World Population Day 2020-- Increasing population is a curse!

Today the world is observing World Population Day.  The United Nation has started marking July 11 as the World Population Day in 1990. The world population is increasing at the alarming rate of 1.05 percent per year.  Eight million people are added to the world every year, and by the end of 2030 the world is expected to see a huge surge in population.  Approximately nine Billion people will occupy the world’s space. It took hundreds of thousands of years for the world population to grow to 1 billion – then in just another 200 years or so, it grew sevenfold. In 2011, the global population reached the 7 billion mark, and today, it stands at about 7.7 billion, and it's expected to grow to around 8.5 billion in 2030, 9.7 billion in 2050, and 10.9 billion in 2100.
As far as India is concerned, some people say that the country will soon be a nation of old people as the 8.4 per cent of the current population is above the age of 60 years.   It is the duty of a nation and its leaders to support and sustain their citizens. According to the United Nations Population Fund (UNFPA) projection, the population of elderly people (above age of 60 years) in India will increase by 425 million by 2061. In other words, every fourth person in India will be 60 years old.
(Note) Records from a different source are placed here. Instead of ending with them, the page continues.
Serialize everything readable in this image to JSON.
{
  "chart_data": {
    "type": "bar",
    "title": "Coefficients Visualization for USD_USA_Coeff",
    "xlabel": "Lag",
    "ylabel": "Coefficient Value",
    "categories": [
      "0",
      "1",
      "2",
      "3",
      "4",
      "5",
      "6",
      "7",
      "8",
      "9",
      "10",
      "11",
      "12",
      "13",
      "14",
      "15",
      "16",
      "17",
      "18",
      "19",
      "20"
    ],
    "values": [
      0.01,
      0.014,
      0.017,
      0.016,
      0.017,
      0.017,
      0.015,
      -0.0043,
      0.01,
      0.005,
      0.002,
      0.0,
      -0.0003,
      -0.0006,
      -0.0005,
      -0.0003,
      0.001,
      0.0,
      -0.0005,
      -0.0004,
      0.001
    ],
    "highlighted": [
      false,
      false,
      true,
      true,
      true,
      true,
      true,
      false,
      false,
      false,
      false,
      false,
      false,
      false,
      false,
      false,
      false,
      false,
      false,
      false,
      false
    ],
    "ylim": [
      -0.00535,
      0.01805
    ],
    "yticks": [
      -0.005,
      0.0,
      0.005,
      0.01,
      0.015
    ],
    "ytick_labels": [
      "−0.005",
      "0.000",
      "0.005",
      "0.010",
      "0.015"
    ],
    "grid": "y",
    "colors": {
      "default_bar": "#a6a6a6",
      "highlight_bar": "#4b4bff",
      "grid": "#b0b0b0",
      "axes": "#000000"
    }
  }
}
The positive thing is that the mortality rate is on decline and life expectancy is on the rise. The projection says that the Indians are living longer, working longer and this trend will continue.  The UNFPA projection also says Indian women will live longer than men. It is now the duty of policy-makers to keep this in mind while formulating the policy or designating the programme for them.
Increasing population is a curse when a voluminous population act as a hindrance to sustainable development especially in relation to environmental issues. Similar to right to live, right to free speech and right to education, the ‘right to family planning’ is also enshrined in the annals of the United Nations. The 1994 international conference on population development set the benchmark for further evolution of the population day. The unfolding of the agendas and discussions towards contributing significantly to the World Population Day is the duty of every citizen of the world. Global fertility is not the decline as it is predicted to rise. The life expectancy and number of elderly people living are factors which can offset population control.
We are living in COVID-19 era. The COVID-19 crisis has taken a staggering toll on people, communities and economies everywhere. But not everyone is affected equally. Women, who account for the largest share of front-line health workers, for example, are disproportionately exposed to the coronavirus. Supply chains around the world are being disrupted, impacting the availability of contraceptives and heightening the risk of unintended pregnancy. As countries are on lockdown and health systems struggle to cope, sexual and reproductive health services are being sidelined and gender-based violence is on the rise.
Increasing population will also affect the efforts by the UN and other authorities to ensure universal access to health care, housing, education, sanitation, food, water, and energy.Thus, we need to realise the pace at which the world population is growing and zero down on the quantity of the amenities and resources needed by the people.